O projeto Atlas ODS Amazonas reúne, em uma plataforma de visualização de dados, um conjunto de dados e indicadores sobre os municípios amazonenses, os quais determinam o status das metas presentes em cada um dos 17 Objetivos de Desenvolvimento Sustentável (ODS) da ONU.

Governo fez 305 fiscalizações

Ao ser questionado pela reportagem sobre quais as ações que estão sendo feitas junto às embarcações neste período de pandemia, o Governo do Estado informou que a Arsepam realiza fiscalizações diariamente nos principais pontos de embarque da capital.

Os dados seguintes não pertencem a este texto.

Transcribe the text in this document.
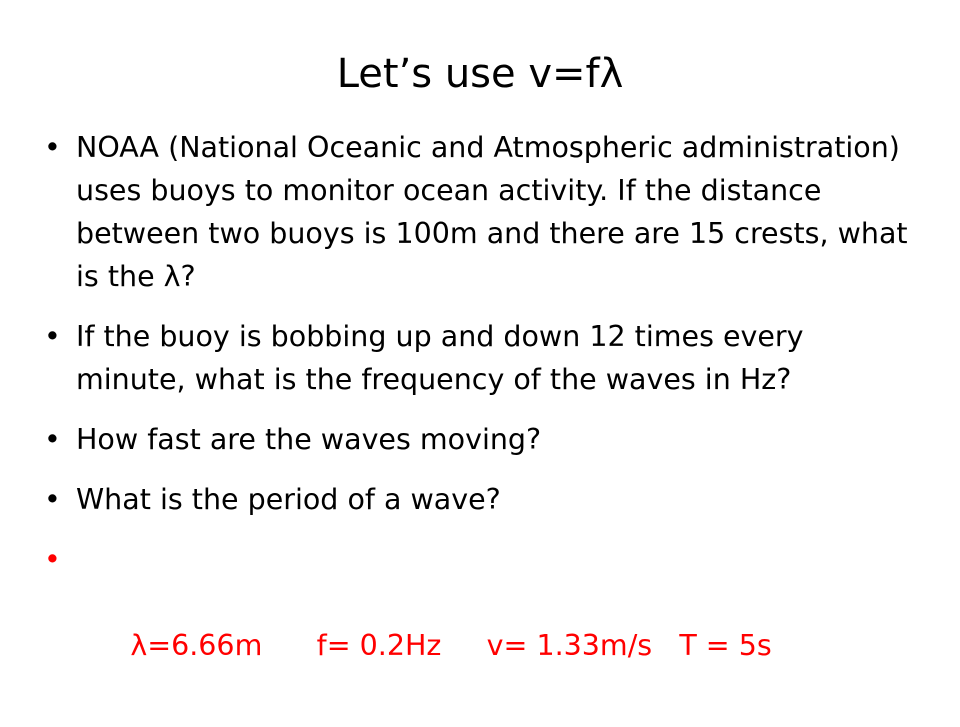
Let’s use v=fλ
• NOAA (National Oceanic and Atmospheric administration) uses buoys to monitor ocean activity. If the distance between two buoys is 100m and there are 15 crests, what is the λ?
• If the buoy is bobbing up and down 12 times every minute, what is the frequency of the waves in Hz?
• How fast are the waves moving?
• What is the period of a wave?

•

λ=6.66m      f= 0.2Hz     v= 1.33m/s   T = 5s
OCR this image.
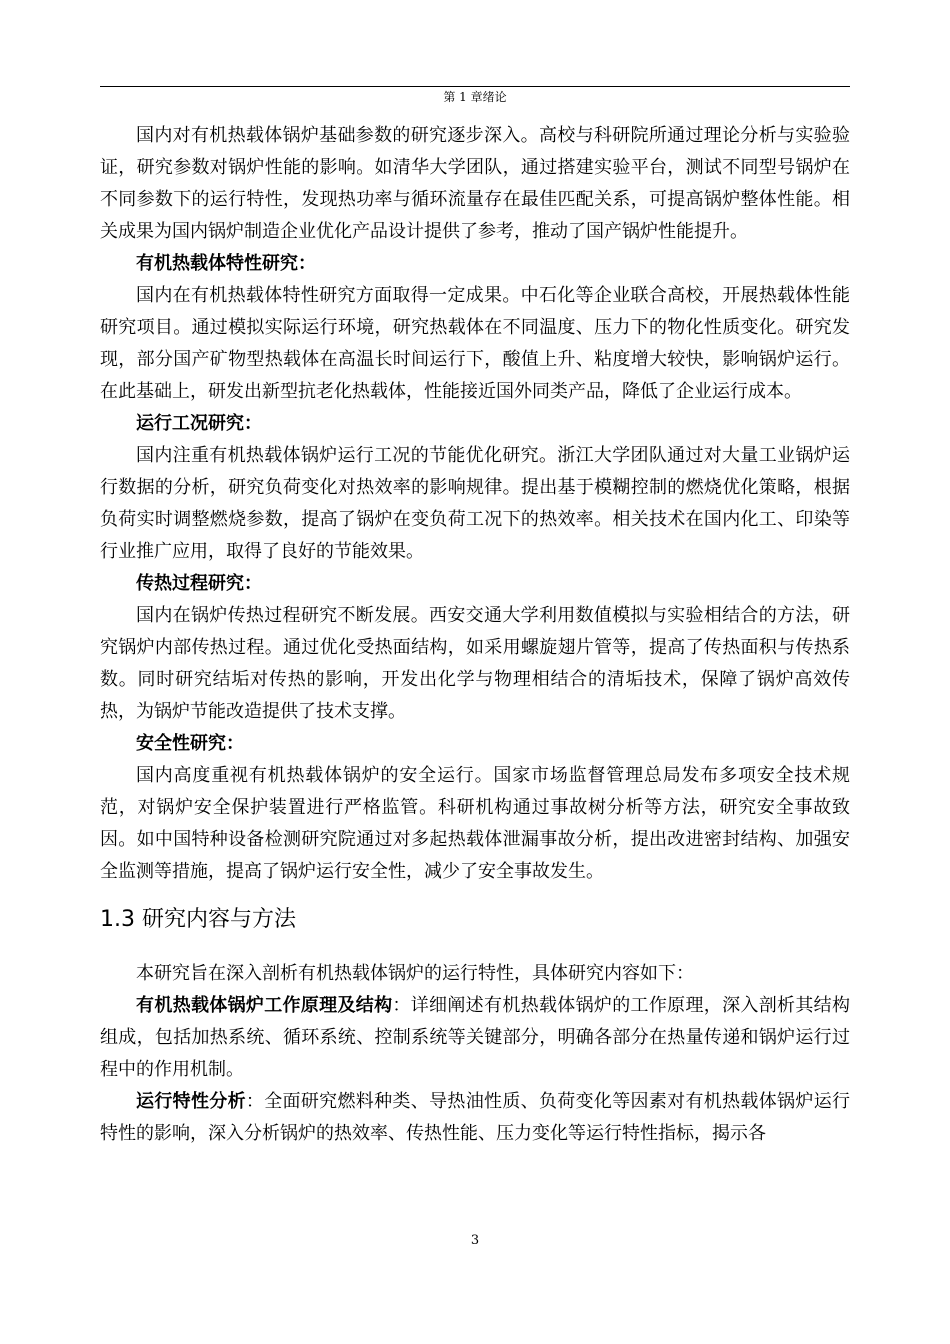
第 1 章绪论

国内对有机热载体锅炉基础参数的研究逐步深入。高校与科研院所通过理论分析与实验验证，研究参数对锅炉性能的影响。如清华大学团队，通过搭建实验平台，测试不同型号锅炉在不同参数下的运行特性，发现热功率与循环流量存在最佳匹配关系，可提高锅炉整体性能。相关成果为国内锅炉制造企业优化产品设计提供了参考，推动了国产锅炉性能提升。

有机热载体特性研究：

国内在有机热载体特性研究方面取得一定成果。中石化等企业联合高校，开展热载体性能研究项目。通过模拟实际运行环境，研究热载体在不同温度、压力下的物化性质变化。研究发现，部分国产矿物型热载体在高温长时间运行下，酸值上升、粘度增大较快，影响锅炉运行。在此基础上，研发出新型抗老化热载体，性能接近国外同类产品，降低了企业运行成本。

运行工况研究：

国内注重有机热载体锅炉运行工况的节能优化研究。浙江大学团队通过对大量工业锅炉运行数据的分析，研究负荷变化对热效率的影响规律。提出基于模糊控制的燃烧优化策略，根据负荷实时调整燃烧参数，提高了锅炉在变负荷工况下的热效率。相关技术在国内化工、印染等行业推广应用，取得了良好的节能效果。

传热过程研究：

国内在锅炉传热过程研究不断发展。西安交通大学利用数值模拟与实验相结合的方法，研究锅炉内部传热过程。通过优化受热面结构，如采用螺旋翅片管等，提高了传热面积与传热系数。同时研究结垢对传热的影响，开发出化学与物理相结合的清垢技术，保障了锅炉高效传热，为锅炉节能改造提供了技术支撑。

安全性研究：

国内高度重视有机热载体锅炉的安全运行。国家市场监督管理总局发布多项安全技术规范，对锅炉安全保护装置进行严格监管。科研机构通过事故树分析等方法，研究安全事故致因。如中国特种设备检测研究院通过对多起热载体泄漏事故分析，提出改进密封结构、加强安全监测等措施，提高了锅炉运行安全性，减少了安全事故发生。

1.3 研究内容与方法

本研究旨在深入剖析有机热载体锅炉的运行特性，具体研究内容如下：

有机热载体锅炉工作原理及结构：详细阐述有机热载体锅炉的工作原理，深入剖析其结构组成，包括加热系统、循环系统、控制系统等关键部分，明确各部分在热量传递和锅炉运行过程中的作用机制。

运行特性分析：全面研究燃料种类、导热油性质、负荷变化等因素对有机热载体锅炉运行特性的影响，深入分析锅炉的热效率、传热性能、压力变化等运行特性指标，揭示各

3
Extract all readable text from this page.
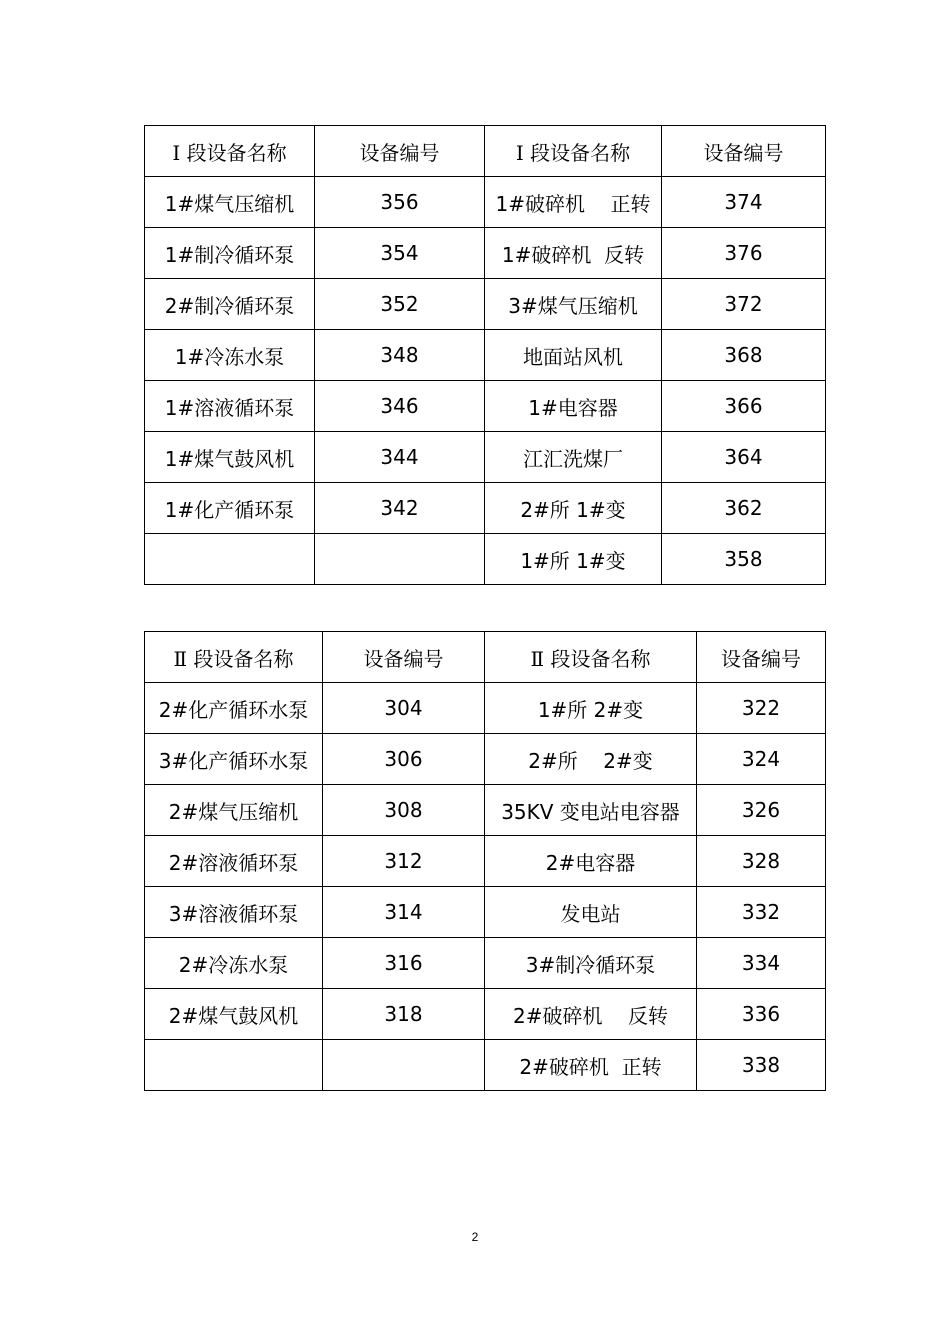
Ⅰ 段设备名称	设备编号	Ⅰ 段设备名称	设备编号
1#煤气压缩机	356	1#破碎机    正转	374
1#制冷循环泵	354	1#破碎机  反转	376
2#制冷循环泵	352	3#煤气压缩机	372
1#冷冻水泵	348	地面站风机	368
1#溶液循环泵	346	1#电容器	366
1#煤气鼓风机	344	江汇洗煤厂	364
1#化产循环泵	342	2#所 1#变	362
		1#所 1#变	358
Ⅱ 段设备名称	设备编号	Ⅱ 段设备名称	设备编号
2#化产循环水泵	304	1#所 2#变	322
3#化产循环水泵	306	2#所    2#变	324
2#煤气压缩机	308	35KV 变电站电容器	326
2#溶液循环泵	312	2#电容器	328
3#溶液循环泵	314	发电站	332
2#冷冻水泵	316	3#制冷循环泵	334
2#煤气鼓风机	318	2#破碎机    反转	336
		2#破碎机  正转	338
2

Estão autorizados por decreto, apenas passageiros em situação de urgência e emergência, moradores em retorno aos seus domicílios e trabalhadores de serviços essenciais, desde que autorizados pelo município. A lista de passageiros deve ser enviada por ofício.

Foram realizadas 305 fiscalizações nos pontos de embarque de Manaus (Rodway, Manaus Moderna, Ceasa, Escadaria dos Remédios e Porto São Raimundo).

Desde a publicação do decreto já foram apuradas mais de mil denúncias de transporte e portos clandestinos, informou o Governo via Secretaria de Comunicação do Estado (Secom).

Duas embarcações de grande porte foram impedidas de partirem por lotação e duas de pequeno porte foram reconduzidas à capital com mais de 40 passageiros. Um dos condutores foi encaminhado ao 19° Distrito Integrado de Polícia (DIP). As fiscalizações ocorrem em parceria com a Delegacia Fluvial, da Polícia Civil do Amazonas (PC-AM), e Marinha do Brasil, informou a Secom.